If unions worked like this in the US, it seems like many more people would be in favor of them.
Unions by and large do work like this in the US. There's fewer unions, but the unions that do exist tend to do a very good job of representing their members. The main force acting against unionization efforts here isn't that the unions are ineffective, it's that they're so effective that companies fight tooth and nail to suppress them, including spreading a lot of propaganda.
And the problem with open shops and opt-in unions is that scabs can be found who think in terms of the short term. A company, in contrast, has the luxury of playing the long game. So, faced with union demands, a company can hire a bunch of scabs offering benefits and pay equivalent or better than the union is currently fighting for, then when the union is crushed gradually fire the scabs and replace them with new workers who are back to the square 1 the union was fighting from. And because unionizing takes effort and conviction, the new lot might not unionize. The company wins.

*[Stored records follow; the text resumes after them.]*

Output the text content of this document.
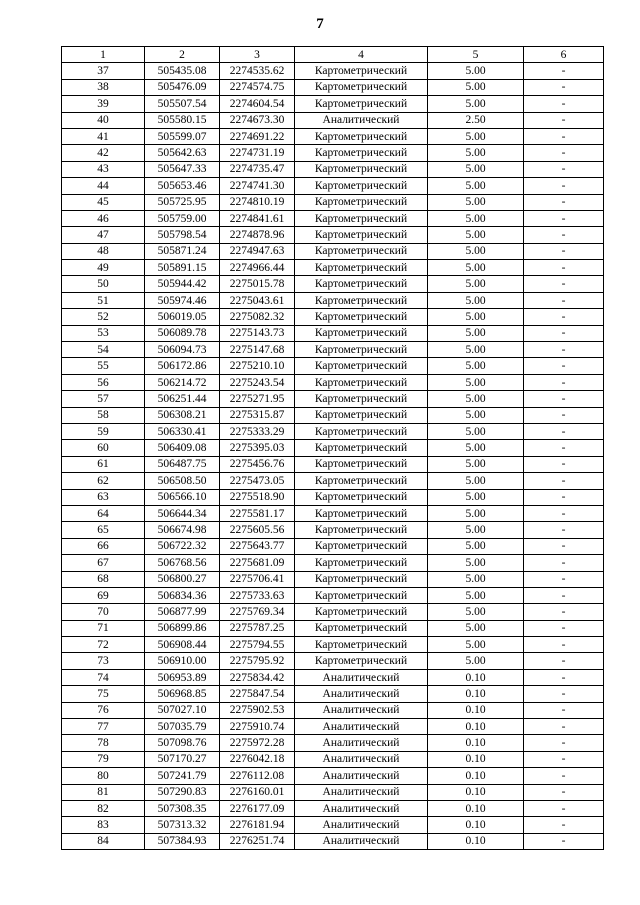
7
1	2	3	4	5	6
37	505435.08	2274535.62	Картометрический	5.00	-
38	505476.09	2274574.75	Картометрический	5.00	-
39	505507.54	2274604.54	Картометрический	5.00	-
40	505580.15	2274673.30	Аналитический	2.50	-
41	505599.07	2274691.22	Картометрический	5.00	-
42	505642.63	2274731.19	Картометрический	5.00	-
43	505647.33	2274735.47	Картометрический	5.00	-
44	505653.46	2274741.30	Картометрический	5.00	-
45	505725.95	2274810.19	Картометрический	5.00	-
46	505759.00	2274841.61	Картометрический	5.00	-
47	505798.54	2274878.96	Картометрический	5.00	-
48	505871.24	2274947.63	Картометрический	5.00	-
49	505891.15	2274966.44	Картометрический	5.00	-
50	505944.42	2275015.78	Картометрический	5.00	-
51	505974.46	2275043.61	Картометрический	5.00	-
52	506019.05	2275082.32	Картометрический	5.00	-
53	506089.78	2275143.73	Картометрический	5.00	-
54	506094.73	2275147.68	Картометрический	5.00	-
55	506172.86	2275210.10	Картометрический	5.00	-
56	506214.72	2275243.54	Картометрический	5.00	-
57	506251.44	2275271.95	Картометрический	5.00	-
58	506308.21	2275315.87	Картометрический	5.00	-
59	506330.41	2275333.29	Картометрический	5.00	-
60	506409.08	2275395.03	Картометрический	5.00	-
61	506487.75	2275456.76	Картометрический	5.00	-
62	506508.50	2275473.05	Картометрический	5.00	-
63	506566.10	2275518.90	Картометрический	5.00	-
64	506644.34	2275581.17	Картометрический	5.00	-
65	506674.98	2275605.56	Картометрический	5.00	-
66	506722.32	2275643.77	Картометрический	5.00	-
67	506768.56	2275681.09	Картометрический	5.00	-
68	506800.27	2275706.41	Картометрический	5.00	-
69	506834.36	2275733.63	Картометрический	5.00	-
70	506877.99	2275769.34	Картометрический	5.00	-
71	506899.86	2275787.25	Картометрический	5.00	-
72	506908.44	2275794.55	Картометрический	5.00	-
73	506910.00	2275795.92	Картометрический	5.00	-
74	506953.89	2275834.42	Аналитический	0.10	-
75	506968.85	2275847.54	Аналитический	0.10	-
76	507027.10	2275902.53	Аналитический	0.10	-
77	507035.79	2275910.74	Аналитический	0.10	-
78	507098.76	2275972.28	Аналитический	0.10	-
79	507170.27	2276042.18	Аналитический	0.10	-
80	507241.79	2276112.08	Аналитический	0.10	-
81	507290.83	2276160.01	Аналитический	0.10	-
82	507308.35	2276177.09	Аналитический	0.10	-
83	507313.32	2276181.94	Аналитический	0.10	-
84	507384.93	2276251.74	Аналитический	0.10	-
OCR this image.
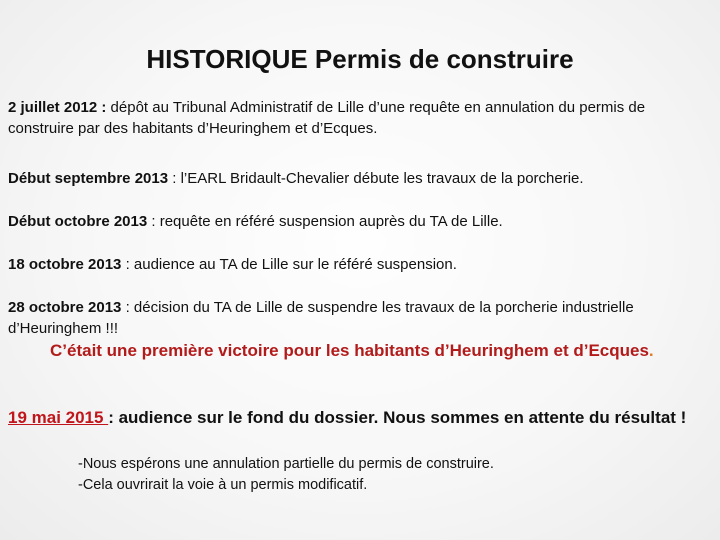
HISTORIQUE Permis de construire
2 juillet 2012 : dépôt au Tribunal Administratif de Lille d’une requête en annulation du permis de construire par des habitants d’Heuringhem et d’Ecques.
Début septembre 2013 : l’EARL Bridault-Chevalier débute les travaux de la porcherie.
Début octobre 2013 : requête en référé suspension auprès du TA de Lille.
18 octobre 2013 : audience au TA de Lille sur le référé suspension.
28 octobre 2013 : décision du TA de Lille de suspendre les travaux de la porcherie industrielle d’Heuringhem !!!
C’était une première victoire pour les habitants d’Heuringhem et d’Ecques.
19 mai 2015 : audience sur le fond du dossier. Nous sommes en attente du résultat !
-Nous espérons une annulation partielle du permis de construire.
-Cela ouvrirait la voie à un permis modificatif.
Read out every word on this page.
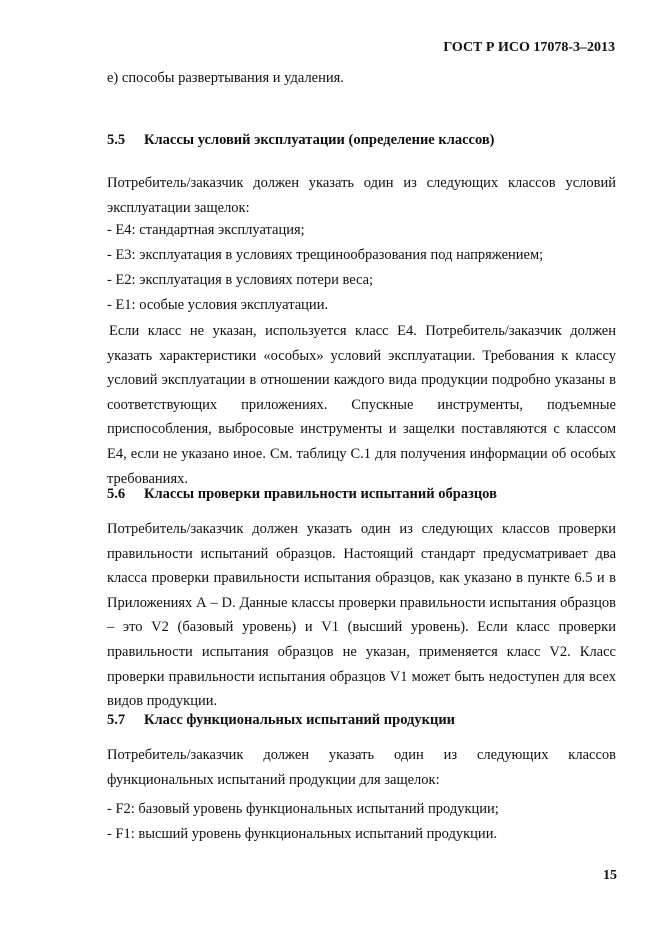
ГОСТ Р ИСО 17078-3–2013
е) способы развертывания и удаления.
5.5 Классы условий эксплуатации (определение классов)
Потребитель/заказчик должен указать один из следующих классов условий эксплуатации защелок:
- E4: стандартная эксплуатация;
- E3: эксплуатация в условиях трещинообразования под напряжением;
- E2: эксплуатация в условиях потери веса;
- E1: особые условия эксплуатации.
Если класс не указан, используется класс E4. Потребитель/заказчик должен указать характеристики «особых» условий эксплуатации. Требования к классу условий эксплуатации в отношении каждого вида продукции подробно указаны в соответствующих приложениях. Спускные инструменты, подъемные приспособления, выбросовые инструменты и защелки поставляются с классом E4, если не указано иное. См. таблицу С.1 для получения информации об особых требованиях.
5.6 Классы проверки правильности испытаний образцов
Потребитель/заказчик должен указать один из следующих классов проверки правильности испытаний образцов. Настоящий стандарт предусматривает два класса проверки правильности испытания образцов, как указано в пункте 6.5 и в Приложениях А – D. Данные классы проверки правильности испытания образцов – это V2 (базовый уровень) и V1 (высший уровень). Если класс проверки правильности испытания образцов не указан, применяется класс V2. Класс проверки правильности испытания образцов V1 может быть недоступен для всех видов продукции.
5.7 Класс функциональных испытаний продукции
Потребитель/заказчик должен указать один из следующих классов функциональных испытаний продукции для защелок:
- F2: базовый уровень функциональных испытаний продукции;
- F1: высший уровень функциональных испытаний продукции.
15
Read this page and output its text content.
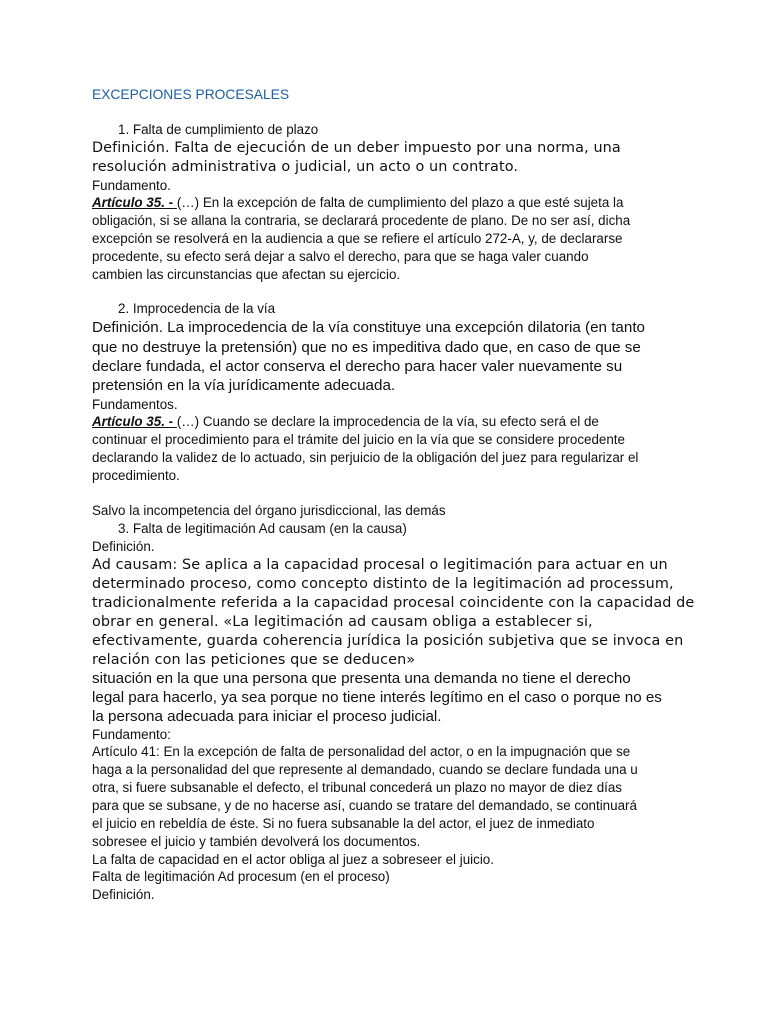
EXCEPCIONES PROCESALES
1. Falta de cumplimiento de plazo
Definición. Falta de ejecución de un deber impuesto por una norma, una
resolución administrativa o judicial, un acto o un contrato.
Fundamento.
Artículo 35. - (…) En la excepción de falta de cumplimiento del plazo a que esté sujeta la
obligación, si se allana la contraria, se declarará procedente de plano. De no ser así, dicha
excepción se resolverá en la audiencia a que se refiere el artículo 272-A, y, de declararse
procedente, su efecto será dejar a salvo el derecho, para que se haga valer cuando
cambien las circunstancias que afectan su ejercicio.
2. Improcedencia de la vía
Definición. La improcedencia de la vía constituye una excepción dilatoria (en tanto
que no destruye la pretensión) que no es impeditiva dado que, en caso de que se
declare fundada, el actor conserva el derecho para hacer valer nuevamente su
pretensión en la vía jurídicamente adecuada.
Fundamentos.
Artículo 35. - (…) Cuando se declare la improcedencia de la vía, su efecto será el de
continuar el procedimiento para el trámite del juicio en la vía que se considere procedente
declarando la validez de lo actuado, sin perjuicio de la obligación del juez para regularizar el
procedimiento.
Salvo la incompetencia del órgano jurisdiccional, las demás
3. Falta de legitimación Ad causam (en la causa)
Definición.
Ad causam: Se aplica a la capacidad procesal o legitimación para actuar en un
determinado proceso, como concepto distinto de la legitimación ad processum,
tradicionalmente referida a la capacidad procesal coincidente con la capacidad de
obrar en general. «La legitimación ad causam obliga a establecer si,
efectivamente, guarda coherencia jurídica la posición subjetiva que se invoca en
relación con las peticiones que se deducen»
situación en la que una persona que presenta una demanda no tiene el derecho
legal para hacerlo, ya sea porque no tiene interés legítimo en el caso o porque no es
la persona adecuada para iniciar el proceso judicial.
Fundamento:
Artículo 41: En la excepción de falta de personalidad del actor, o en la impugnación que se
haga a la personalidad del que represente al demandado, cuando se declare fundada una u
otra, si fuere subsanable el defecto, el tribunal concederá un plazo no mayor de diez días
para que se subsane, y de no hacerse así, cuando se tratare del demandado, se continuará
el juicio en rebeldía de éste. Si no fuera subsanable la del actor, el juez de inmediato
sobresee el juicio y también devolverá los documentos.
La falta de capacidad en el actor obliga al juez a sobreseer el juicio.
Falta de legitimación Ad procesum (en el proceso)
Definición.
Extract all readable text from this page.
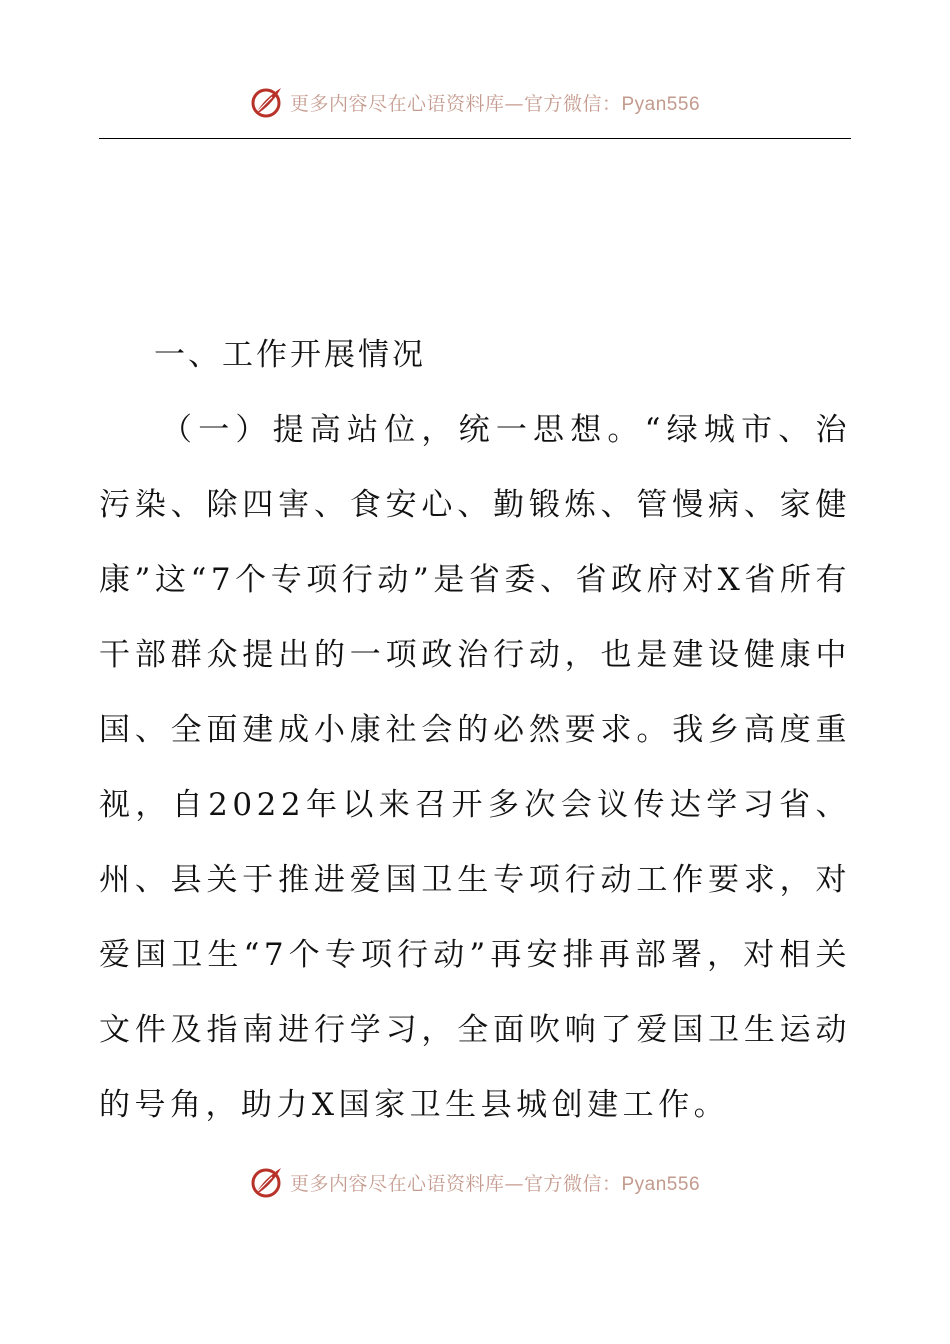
更多内容尽在心语资料库—官方微信：Pyan556

一、工作开展情况

（一）提高站位，统一思想。“绿城市、治污染、除四害、食安心、勤锻炼、管慢病、家健康”这“7个专项行动”是省委、省政府对X省所有干部群众提出的一项政治行动，也是建设健康中国、全面建成小康社会的必然要求。我乡高度重视，自2022年以来召开多次会议传达学习省、州、县关于推进爱国卫生专项行动工作要求，对爱国卫生“7个专项行动”再安排再部署，对相关文件及指南进行学习，全面吹响了爱国卫生运动的号角，助力X国家卫生县城创建工作。

更多内容尽在心语资料库—官方微信：Pyan556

Because unions often support policies that significant portions of the workforce do not like. If you're a teacher in America chances are your union dues are being used to oppose merit-based pay increases and retain seniority based pay. If you're a teacher who wants merit-based pay increases then you're being forced by the government to fund a group that is actively working against your own interests.
Multiple unions would let workers join the union alined with their interest.
Employers don't have to recognize a union in Europe, employees can still join and avail of legal support or group actions by those employees that did join.
Similarly, if the majority of your workplace is in a union, you don't have to join, just don't be surprised they don't bother defending your case if you end up a victim of unfair dismissal. Your employer may be unwilling to offer you employment terms different to what the union employees get because of the overhead for them, but if you had that little leverage you probably didn't have the imaginary invididual negotiating power the anti-union crowd imagines anyway.